An Experiment in Criticism

An Experiment in CriticismAn Experiment in Criticism by C.S. Lewis
My rating: 4 of 5 stars

This is my second read of this book, though the first was my freshman year in college, so it might as well be my first.

Lewis argues that it’s better to judge a book by its reader, than to judge a reader by his book. The point isn’t to say definitively that a work is “bad literature.” Rather, do we find people reading certain works over and over again? If so, why? Are they just using the book to get certain emotions, or building ego-castles in the air, etc.? Or are they receiving the book, surrendering to the art, the message, suspending disbelief to let the art make its impression on them, before making any judgment? If it’s the latter, and many such readers keep going back to it, you have good literature.

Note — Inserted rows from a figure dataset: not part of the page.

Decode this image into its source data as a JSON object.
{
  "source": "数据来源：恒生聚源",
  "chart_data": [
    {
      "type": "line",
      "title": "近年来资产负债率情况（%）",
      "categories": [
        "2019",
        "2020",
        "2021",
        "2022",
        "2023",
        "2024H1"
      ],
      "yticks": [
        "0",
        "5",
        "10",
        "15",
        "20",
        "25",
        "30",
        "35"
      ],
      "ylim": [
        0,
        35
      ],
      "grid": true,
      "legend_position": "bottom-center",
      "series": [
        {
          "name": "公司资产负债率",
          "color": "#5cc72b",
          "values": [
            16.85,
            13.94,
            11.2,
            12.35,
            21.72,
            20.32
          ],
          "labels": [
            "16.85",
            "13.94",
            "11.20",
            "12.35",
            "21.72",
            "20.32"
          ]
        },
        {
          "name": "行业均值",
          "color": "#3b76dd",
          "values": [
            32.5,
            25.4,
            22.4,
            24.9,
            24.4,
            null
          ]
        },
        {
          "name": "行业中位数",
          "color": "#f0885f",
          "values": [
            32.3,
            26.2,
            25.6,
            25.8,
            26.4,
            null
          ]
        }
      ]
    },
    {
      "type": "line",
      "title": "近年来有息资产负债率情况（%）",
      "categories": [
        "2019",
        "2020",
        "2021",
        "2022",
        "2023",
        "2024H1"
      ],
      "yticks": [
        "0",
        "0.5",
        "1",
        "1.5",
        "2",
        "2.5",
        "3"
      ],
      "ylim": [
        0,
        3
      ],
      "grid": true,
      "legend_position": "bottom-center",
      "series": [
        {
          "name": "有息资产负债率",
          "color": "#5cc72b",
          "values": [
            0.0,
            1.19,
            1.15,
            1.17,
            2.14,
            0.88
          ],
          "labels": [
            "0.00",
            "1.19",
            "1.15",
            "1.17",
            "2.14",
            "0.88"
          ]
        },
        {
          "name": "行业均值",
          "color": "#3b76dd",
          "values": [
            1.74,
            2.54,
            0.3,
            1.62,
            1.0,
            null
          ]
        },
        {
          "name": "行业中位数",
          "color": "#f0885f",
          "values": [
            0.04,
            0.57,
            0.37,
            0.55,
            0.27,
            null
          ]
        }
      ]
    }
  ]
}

I can’t decide if this book is genius, or if it’s Lewis caving partly to the literary deconstructionism, which was just starting to make waves in his day. It’s one of those books of his, like “The Discarded Image,” or “Pilgrim’s Regress,” that shows Lewis to be way beyond the intellectual caliber of 90% of the population. So I hesitate to render such a judgment.

I do think he is right to say that there is better and worse literature, determined by whether it more or less compellingly moves the reader to receive the work itself, to be moved by its events and message. The Odyssey has you experience Odysseus’ anguish as he returns home, in a way you don’t in a throw-away detective story. Evaluating the truthfulness of the work’s worldview or moral message is a different thing.

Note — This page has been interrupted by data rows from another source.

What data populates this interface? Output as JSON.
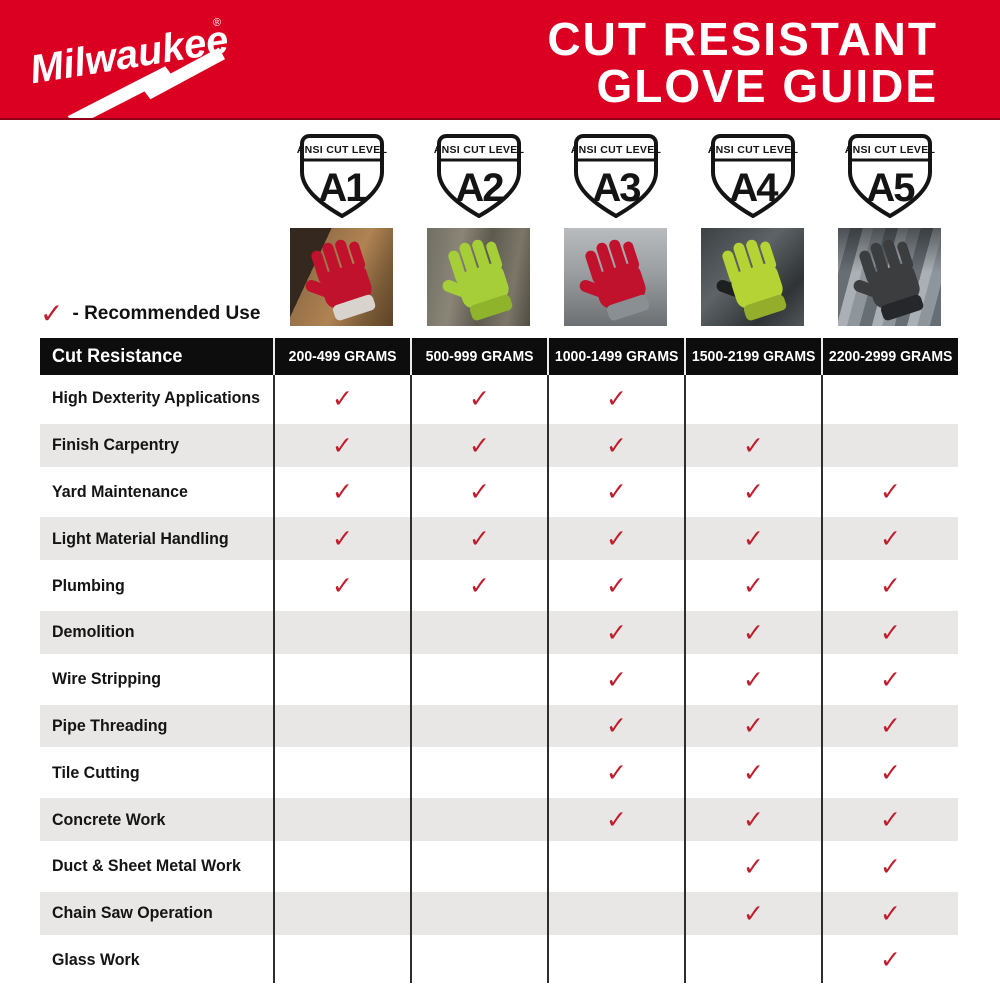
{
  "banner": {
    "logo_text": "Milwaukee",
    "logo_reg": "®",
    "title_line1": "CUT RESISTANT",
    "title_line2": "GLOVE GUIDE"
  },
  "legend": {
    "label": "- Recommended Use"
  },
  "symbols": {
    "check": "✓"
  },
  "colors": {
    "brand_red": "#DB0021",
    "check_red": "#BE1E2D",
    "header_black": "#0D0D0D",
    "row_gray": "#E8E7E5",
    "hi_vis_green": "#A6CE39",
    "glove_red": "#C0122C"
  },
  "levels": [
    {
      "badge_label": "ANSI CUT LEVEL",
      "level": "A1",
      "photo_subject": "red nitrile-dipped glove drilling into lumber"
    },
    {
      "badge_label": "ANSI CUT LEVEL",
      "level": "A2",
      "photo_subject": "high-visibility green glove gripping weathered wood"
    },
    {
      "badge_label": "ANSI CUT LEVEL",
      "level": "A3",
      "photo_subject": "red glove holding pliers over metal"
    },
    {
      "badge_label": "ANSI CUT LEVEL",
      "level": "A4",
      "photo_subject": "high-visibility glove with black grip lifting steel"
    },
    {
      "badge_label": "ANSI CUT LEVEL",
      "level": "A5",
      "photo_subject": "dark gray glove handling galvanized duct"
    }
  ],
  "table": {
    "header": [
      "Cut Resistance",
      "200-499 GRAMS",
      "500-999 GRAMS",
      "1000-1499 GRAMS",
      "1500-2199 GRAMS",
      "2200-2999 GRAMS"
    ],
    "rows": [
      {
        "label": "High Dexterity Applications",
        "checks": [
          true,
          true,
          true,
          false,
          false
        ]
      },
      {
        "label": "Finish Carpentry",
        "checks": [
          true,
          true,
          true,
          true,
          false
        ]
      },
      {
        "label": "Yard Maintenance",
        "checks": [
          true,
          true,
          true,
          true,
          true
        ]
      },
      {
        "label": "Light Material Handling",
        "checks": [
          true,
          true,
          true,
          true,
          true
        ]
      },
      {
        "label": "Plumbing",
        "checks": [
          true,
          true,
          true,
          true,
          true
        ]
      },
      {
        "label": "Demolition",
        "checks": [
          false,
          false,
          true,
          true,
          true
        ]
      },
      {
        "label": "Wire Stripping",
        "checks": [
          false,
          false,
          true,
          true,
          true
        ]
      },
      {
        "label": "Pipe Threading",
        "checks": [
          false,
          false,
          true,
          true,
          true
        ]
      },
      {
        "label": "Tile Cutting",
        "checks": [
          false,
          false,
          true,
          true,
          true
        ]
      },
      {
        "label": "Concrete Work",
        "checks": [
          false,
          false,
          true,
          true,
          true
        ]
      },
      {
        "label": "Duct & Sheet Metal Work",
        "checks": [
          false,
          false,
          false,
          true,
          true
        ]
      },
      {
        "label": "Chain Saw Operation",
        "checks": [
          false,
          false,
          false,
          true,
          true
        ]
      },
      {
        "label": "Glass Work",
        "checks": [
          false,
          false,
          false,
          false,
          true
        ]
      }
    ]
  },
  "chart_data": {
    "type": "table",
    "title": "CUT RESISTANT GLOVE GUIDE",
    "columns": [
      "Cut Resistance",
      "200-499 GRAMS",
      "500-999 GRAMS",
      "1000-1499 GRAMS",
      "1500-2199 GRAMS",
      "2200-2999 GRAMS"
    ],
    "cut_levels": [
      "A1",
      "A2",
      "A3",
      "A4",
      "A5"
    ],
    "gram_ranges": [
      "200-499",
      "500-999",
      "1000-1499",
      "1500-2199",
      "2200-2999"
    ],
    "legend": "✓ - Recommended Use",
    "rows": [
      {
        "label": "High Dexterity Applications",
        "recommended_levels": [
          "A1",
          "A2",
          "A3"
        ]
      },
      {
        "label": "Finish Carpentry",
        "recommended_levels": [
          "A1",
          "A2",
          "A3",
          "A4"
        ]
      },
      {
        "label": "Yard Maintenance",
        "recommended_levels": [
          "A1",
          "A2",
          "A3",
          "A4",
          "A5"
        ]
      },
      {
        "label": "Light Material Handling",
        "recommended_levels": [
          "A1",
          "A2",
          "A3",
          "A4",
          "A5"
        ]
      },
      {
        "label": "Plumbing",
        "recommended_levels": [
          "A1",
          "A2",
          "A3",
          "A4",
          "A5"
        ]
      },
      {
        "label": "Demolition",
        "recommended_levels": [
          "A3",
          "A4",
          "A5"
        ]
      },
      {
        "label": "Wire Stripping",
        "recommended_levels": [
          "A3",
          "A4",
          "A5"
        ]
      },
      {
        "label": "Pipe Threading",
        "recommended_levels": [
          "A3",
          "A4",
          "A5"
        ]
      },
      {
        "label": "Tile Cutting",
        "recommended_levels": [
          "A3",
          "A4",
          "A5"
        ]
      },
      {
        "label": "Concrete Work",
        "recommended_levels": [
          "A3",
          "A4",
          "A5"
        ]
      },
      {
        "label": "Duct & Sheet Metal Work",
        "recommended_levels": [
          "A4",
          "A5"
        ]
      },
      {
        "label": "Chain Saw Operation",
        "recommended_levels": [
          "A4",
          "A5"
        ]
      },
      {
        "label": "Glass Work",
        "recommended_levels": [
          "A5"
        ]
      }
    ]
  }
}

But this creates a huge problem, one that Hollywood’s role in our culture wars of the last 50 years exemplifies well. What if a wicked message is portrayed attractively and compellingly? Lewis seems to give little or no thought to that danger. (He died in 1963, right as that became a major problem in Hollywood.) He asserts only that literature should not be judged by any moral message in the work.

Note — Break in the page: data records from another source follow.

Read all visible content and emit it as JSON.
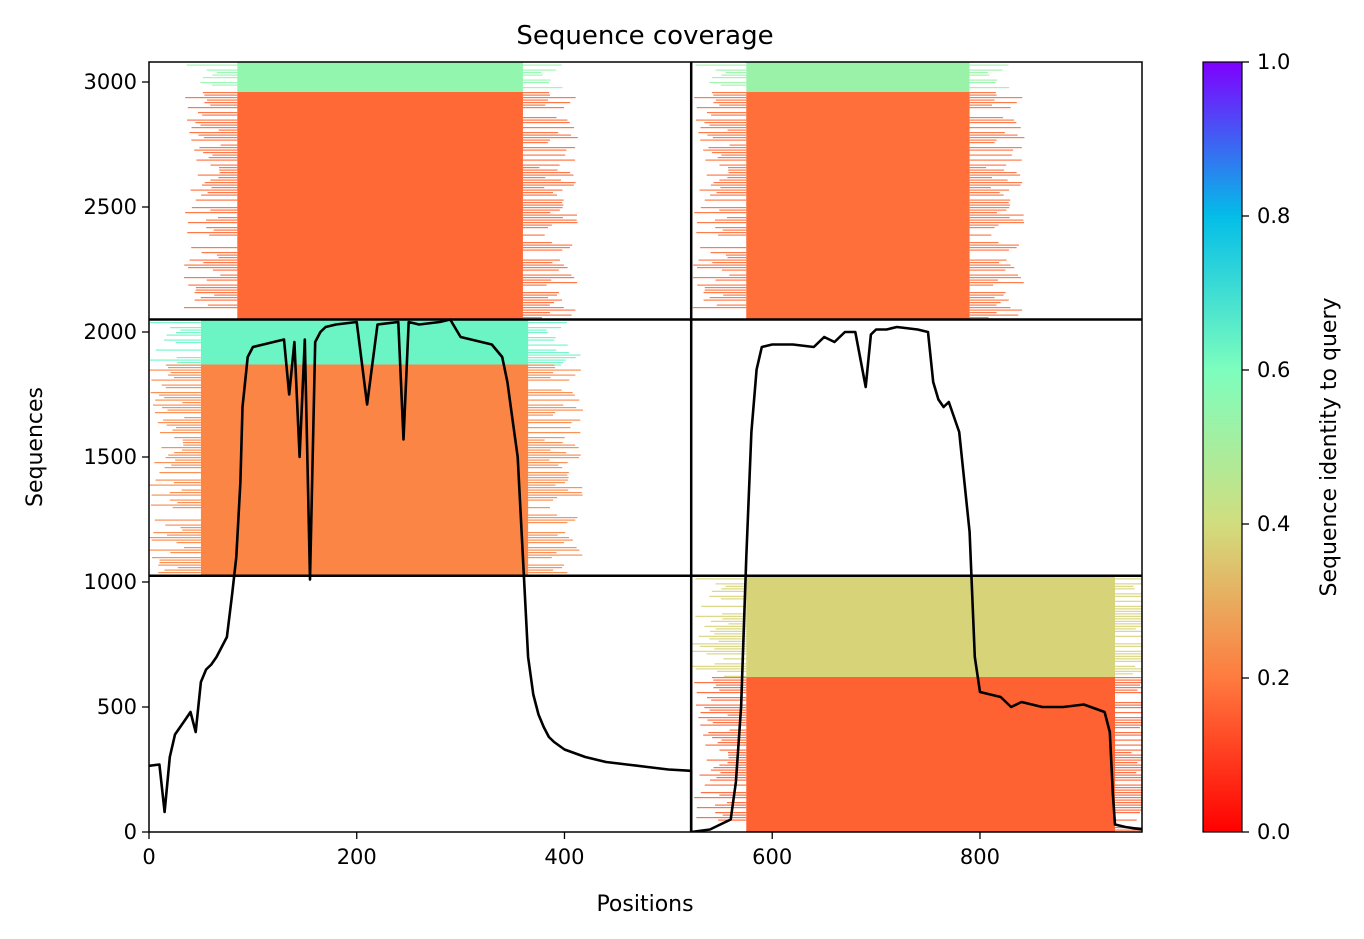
{
  "chart_data": {
    "type": "heatmap",
    "title": "Sequence coverage",
    "xlabel": "Positions",
    "ylabel": "Sequences",
    "xlim": [
      0,
      956
    ],
    "ylim": [
      0,
      3080
    ],
    "x_ticks": [
      0,
      200,
      400,
      600,
      800
    ],
    "y_ticks": [
      0,
      500,
      1000,
      1500,
      2000,
      2500,
      3000
    ],
    "colorbar": {
      "label": "Sequence identity to query",
      "range": [
        0,
        1
      ],
      "ticks": [
        0.0,
        0.2,
        0.4,
        0.6,
        0.8,
        1.0
      ],
      "colormap": "rainbow_r",
      "stops": [
        "#ff0000",
        "#ff7b3f",
        "#d1dd7e",
        "#7dfebe",
        "#03bde8",
        "#7f00ff"
      ]
    },
    "chain_boundaries": {
      "x": [
        522
      ],
      "y": [
        1025,
        2050
      ]
    },
    "coverage_blocks": [
      {
        "name": "chain-A-pair-1",
        "x": [
          0,
          522
        ],
        "y": [
          2050,
          3080
        ],
        "aligned_x": [
          85,
          360
        ],
        "rows": [
          {
            "y": [
              2960,
              3080
            ],
            "identity": 0.55
          },
          {
            "y": [
              2050,
              2960
            ],
            "identity": 0.17
          }
        ]
      },
      {
        "name": "chain-B-pair-1",
        "x": [
          522,
          956
        ],
        "y": [
          2050,
          3080
        ],
        "aligned_x": [
          575,
          790
        ],
        "rows": [
          {
            "y": [
              2960,
              3080
            ],
            "identity": 0.53
          },
          {
            "y": [
              2050,
              2960
            ],
            "identity": 0.18
          }
        ]
      },
      {
        "name": "chain-A-pair-2",
        "x": [
          0,
          522
        ],
        "y": [
          1025,
          2050
        ],
        "aligned_x": [
          50,
          365
        ],
        "rows": [
          {
            "y": [
              1870,
              2050
            ],
            "identity": 0.63
          },
          {
            "y": [
              1025,
              1870
            ],
            "identity": 0.22
          }
        ]
      },
      {
        "name": "chain-B-pair-3",
        "x": [
          522,
          956
        ],
        "y": [
          0,
          1025
        ],
        "aligned_x": [
          575,
          930
        ],
        "rows": [
          {
            "y": [
              620,
              1025
            ],
            "identity": 0.38
          },
          {
            "y": [
              0,
              620
            ],
            "identity": 0.16
          }
        ]
      }
    ],
    "coverage_line": {
      "x": [
        0,
        10,
        15,
        20,
        25,
        30,
        35,
        40,
        45,
        50,
        55,
        60,
        65,
        70,
        75,
        80,
        84,
        88,
        90,
        95,
        100,
        110,
        120,
        130,
        135,
        140,
        145,
        150,
        155,
        160,
        165,
        170,
        180,
        200,
        210,
        220,
        240,
        245,
        250,
        260,
        280,
        290,
        300,
        310,
        320,
        330,
        340,
        345,
        350,
        355,
        360,
        365,
        370,
        375,
        380,
        385,
        390,
        400,
        420,
        440,
        460,
        480,
        500,
        522,
        522,
        540,
        560,
        565,
        570,
        575,
        580,
        585,
        590,
        600,
        620,
        640,
        650,
        660,
        670,
        680,
        690,
        695,
        700,
        710,
        720,
        740,
        750,
        755,
        760,
        765,
        770,
        780,
        785,
        790,
        795,
        800,
        820,
        830,
        840,
        860,
        880,
        900,
        920,
        925,
        928,
        930,
        940,
        956
      ],
      "y": [
        265,
        270,
        80,
        300,
        390,
        420,
        450,
        480,
        400,
        600,
        650,
        670,
        700,
        740,
        780,
        950,
        1100,
        1400,
        1700,
        1900,
        1940,
        1950,
        1960,
        1970,
        1750,
        1960,
        1500,
        1970,
        1010,
        1960,
        2000,
        2020,
        2030,
        2040,
        1710,
        2030,
        2040,
        1570,
        2040,
        2030,
        2040,
        2050,
        1980,
        1970,
        1960,
        1950,
        1900,
        1800,
        1650,
        1500,
        1100,
        700,
        550,
        470,
        420,
        380,
        360,
        330,
        300,
        280,
        270,
        260,
        250,
        245,
        0,
        10,
        50,
        200,
        500,
        1100,
        1600,
        1850,
        1940,
        1950,
        1950,
        1940,
        1980,
        1960,
        2000,
        2000,
        1780,
        1990,
        2010,
        2010,
        2020,
        2010,
        2000,
        1800,
        1730,
        1700,
        1720,
        1600,
        1400,
        1200,
        700,
        560,
        540,
        500,
        520,
        500,
        500,
        510,
        480,
        400,
        150,
        30,
        20,
        10
      ]
    }
  }
}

I can appreciate the cinematography of a movie that prompts me to delight in wickedness – to a point – without approving of, or even being influenced by, that work. And the converse is also true. A book or movie (Left Behind; Fireproof) with a moral message doesn’t automatically make it a good production/work of art. To be controversial, The Godfather is far better art than Remember the Titans.

Two personally humbling points, to close:
1. I understood only about half of Lewis’ literary references. I guess this shouldn’t bother me, as his career was literature, and he was a Cambridge professor, writing mainly to his academic colleagues. Still, I wish I knew what he knew.

2. I realize every time I write, how hard it is to clearly and compellingly and concisely state my thoughts. Lewis does this so well, both in non-fiction prose here, and in children’s fiction like Narnia. He’s like an athlete who can far outperform me in any event. My only hope is to keep practicing and training. At least he gives me some sense of the goal.